Sin is like that, though in a much deeper way. Everyone is conceived and born in it. “In sin was I born, and in iniquity did my mother conceived me,” David sang in Psalm 51. That’s our condition, and there is no cure on earth for the leprosy of Sin. It calls for the sinless touch of Jesus. The Sinless One must touch the sinner and make him clean and whole. Only Jesus can do that.
And He does. That’s the good news for today. We even have an example right here in front of us so we don’t have to use our imaginations. Justus Onesimus Li was baptized this morning. Jesus reached out, reached down, and touched this little child who has the leprosy of Adam’s sin. He now gets to live up to his name Justus. He is justified, declared righteous with a righteousness not his own, covered with Jesus.
I know, we don’t like to think of cute little babies as lepers, but we need to. And let’s be honest. Cute as they are when they are all wrapped up and snugly, they will grow up to be little monsters, bringing no end of grief and heartache to their parents, pastors, and teachers. They are, as we are, as you are, spiritual lepers, sinners infected with Sin.
To bring a child to Baptism is to bring an unclean sinner to be touched by Jesus, the Sinless One. Through water and the Word, Jesus does for us in Baptism what He did for the leper who met Him on the road. It is, as St. Paul calls it, “a washing of regeneration and renewal,” a birthing water and a cleansing water, washing away the leprosy of sin.

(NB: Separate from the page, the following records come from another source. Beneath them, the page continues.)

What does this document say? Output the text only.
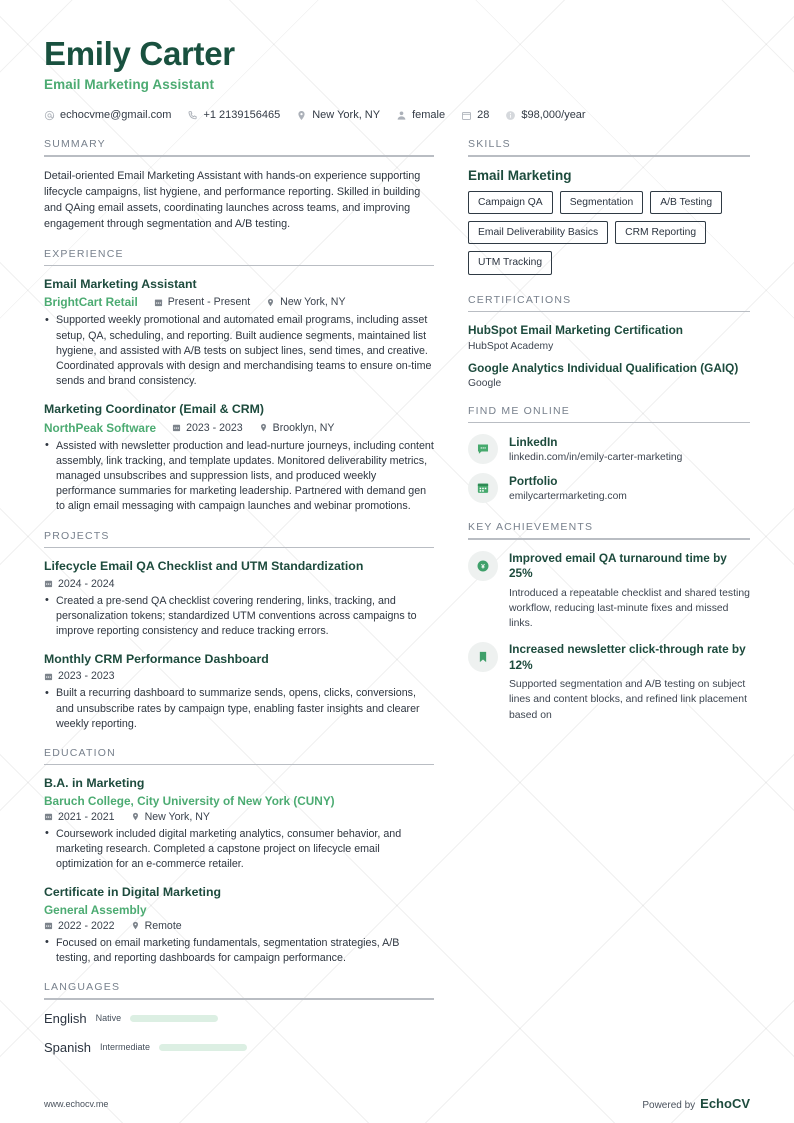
Emily Carter
Email Marketing Assistant
echocvme@gmail.com	+1 2139156465	New York, NY	female	28	$98,000/year
SUMMARY
Detail-oriented Email Marketing Assistant with hands-on experience supporting lifecycle campaigns, list hygiene, and performance reporting. Skilled in building and QAing email assets, coordinating launches across teams, and improving engagement through segmentation and A/B testing.
EXPERIENCE
Email Marketing Assistant
BrightCart Retail	Present - Present	New York, NY
• Supported weekly promotional and automated email programs, including asset setup, QA, scheduling, and reporting. Built audience segments, maintained list hygiene, and assisted with A/B tests on subject lines, send times, and creative. Coordinated approvals with design and merchandising teams to ensure on-time sends and brand consistency.
Marketing Coordinator (Email & CRM)
NorthPeak Software	2023 - 2023	Brooklyn, NY
• Assisted with newsletter production and lead-nurture journeys, including content assembly, link tracking, and template updates. Monitored deliverability metrics, managed unsubscribes and suppression lists, and produced weekly performance summaries for marketing leadership. Partnered with demand gen to align email messaging with campaign launches and webinar promotions.
PROJECTS
Lifecycle Email QA Checklist and UTM Standardization
2024 - 2024
• Created a pre-send QA checklist covering rendering, links, tracking, and personalization tokens; standardized UTM conventions across campaigns to improve reporting consistency and reduce tracking errors.
Monthly CRM Performance Dashboard
2023 - 2023
• Built a recurring dashboard to summarize sends, opens, clicks, conversions, and unsubscribe rates by campaign type, enabling faster insights and clearer weekly reporting.
EDUCATION
B.A. in Marketing
Baruch College, City University of New York (CUNY)
2021 - 2021	New York, NY
• Coursework included digital marketing analytics, consumer behavior, and marketing research. Completed a capstone project on lifecycle email optimization for an e-commerce retailer.
Certificate in Digital Marketing
General Assembly
2022 - 2022	Remote
• Focused on email marketing fundamentals, segmentation strategies, A/B testing, and reporting dashboards for campaign performance.
LANGUAGES
English Native
Spanish Intermediate
SKILLS
Email Marketing
Campaign QA	Segmentation	A/B Testing
Email Deliverability Basics	CRM Reporting
UTM Tracking
CERTIFICATIONS
HubSpot Email Marketing Certification
HubSpot Academy
Google Analytics Individual Qualification (GAIQ)
Google
FIND ME ONLINE
LinkedIn
linkedin.com/in/emily-carter-marketing
Portfolio
emilycartermarketing.com
KEY ACHIEVEMENTS
¥
Improved email QA turnaround time by 25%
Introduced a repeatable checklist and shared testing workflow, reducing last-minute fixes and missed links.
Increased newsletter click-through rate by 12%
Supported segmentation and A/B testing on subject lines and content blocks, and refined link placement based on
www.echocv.me	Powered by EchoCV
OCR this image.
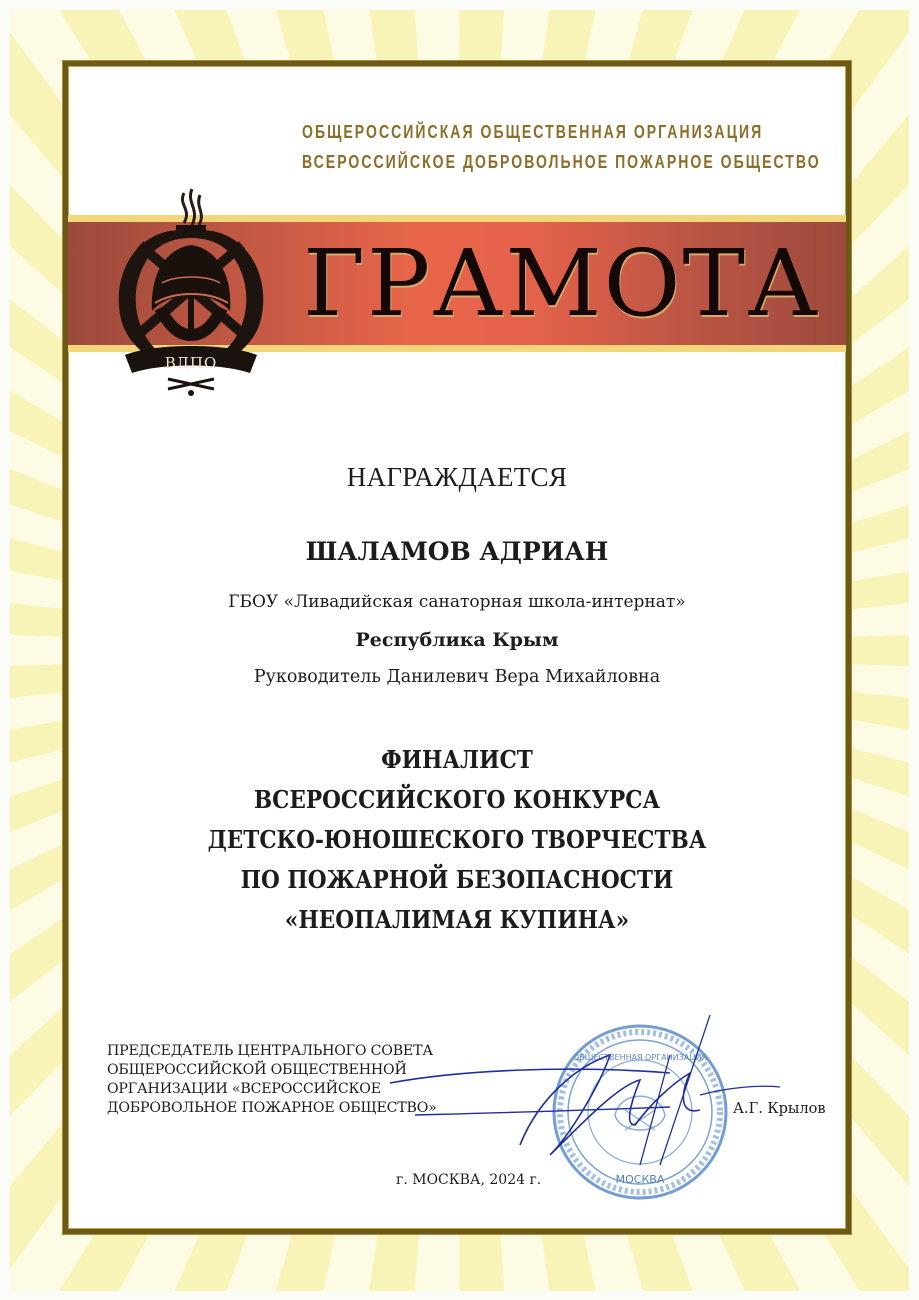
ОБЩЕРОССИЙСКАЯ ОБЩЕСТВЕННАЯ ОРГАНИЗАЦИЯ
ВСЕРОССИЙСКОЕ ДОБРОВОЛЬНОЕ ПОЖАРНОЕ ОБЩЕСТВО
ГРАМОТА
ВДПО
НАГРАЖДАЕТСЯ
ШАЛАМОВ АДРИАН
ГБОУ «Ливадийская санаторная школа-интернат»
Республика Крым
Руководитель Данилевич Вера Михайловна
ФИНАЛИСТ
ВСЕРОССИЙСКОГО КОНКУРСА
ДЕТСКО-ЮНОШЕСКОГО ТВОРЧЕСТВА
ПО ПОЖАРНОЙ БЕЗОПАСНОСТИ
«НЕОПАЛИМАЯ КУПИНА»
ПРЕДСЕДАТЕЛЬ ЦЕНТРАЛЬНОГО СОВЕТА
ОБЩЕРОССИЙСКОЙ ОБЩЕСТВЕННОЙ
ОРГАНИЗАЦИИ «ВСЕРОССИЙСКОЕ
ДОБРОВОЛЬНОЕ ПОЖАРНОЕ ОБЩЕСТВО»
МОСКВА
ОБЩЕСТВЕННАЯ ОРГАНИЗАЦИЯ
А.Г. Крылов
г. МОСКВА, 2024 г.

We are impatient. We expect cures to be instant and immediate. Pop a pill and you’re supposed to instantly feel better. And it’s true, as far as God is concerned. As God looks on little Justus Onesimus Li through his Baptism, and you in your Baptism, he is cleansed and pure and holy. A new little person in Christ. No longer a child of Adam, but now a child of God.
And yet, as we see him, and as he will come to see himself, he is still a sinner. The cure takes time in our way of experiencing time. For God, it is finished, once and for all. It’s all a done deal. But for us, the old Adam remains, his leprosy still affects us, we must daily drown it in Baptism. Our leprosy remains, but it is covered with the purity of Jesus. He covers us in our shame, our isolation, our sin, so that we are not cut off from God. Instead we are covered.
We come as Naaman the Syrian commander came to the Jordan. How can water do such things, he wondered. How can the Jordan, of all rivers, cleanse a man from leprosy? You know. It is not the water alone, but the Word of God in and with the water that does these things, and faith that trusts and clings to the Word of God in the water.
The Word in the water declares you to be cleansed from sin, pure, holy. You are part of God’s community, you are welcomed as His child, all because in the water Jesus touched you and made you clean. Now show yourselves to the world and offer your sacrifices of thanksgiving as a testimony to the mercy and compassion of God. He is willing to save you. Your Baptism is the evidence. He wants to save all. The cross of Jesus declares it.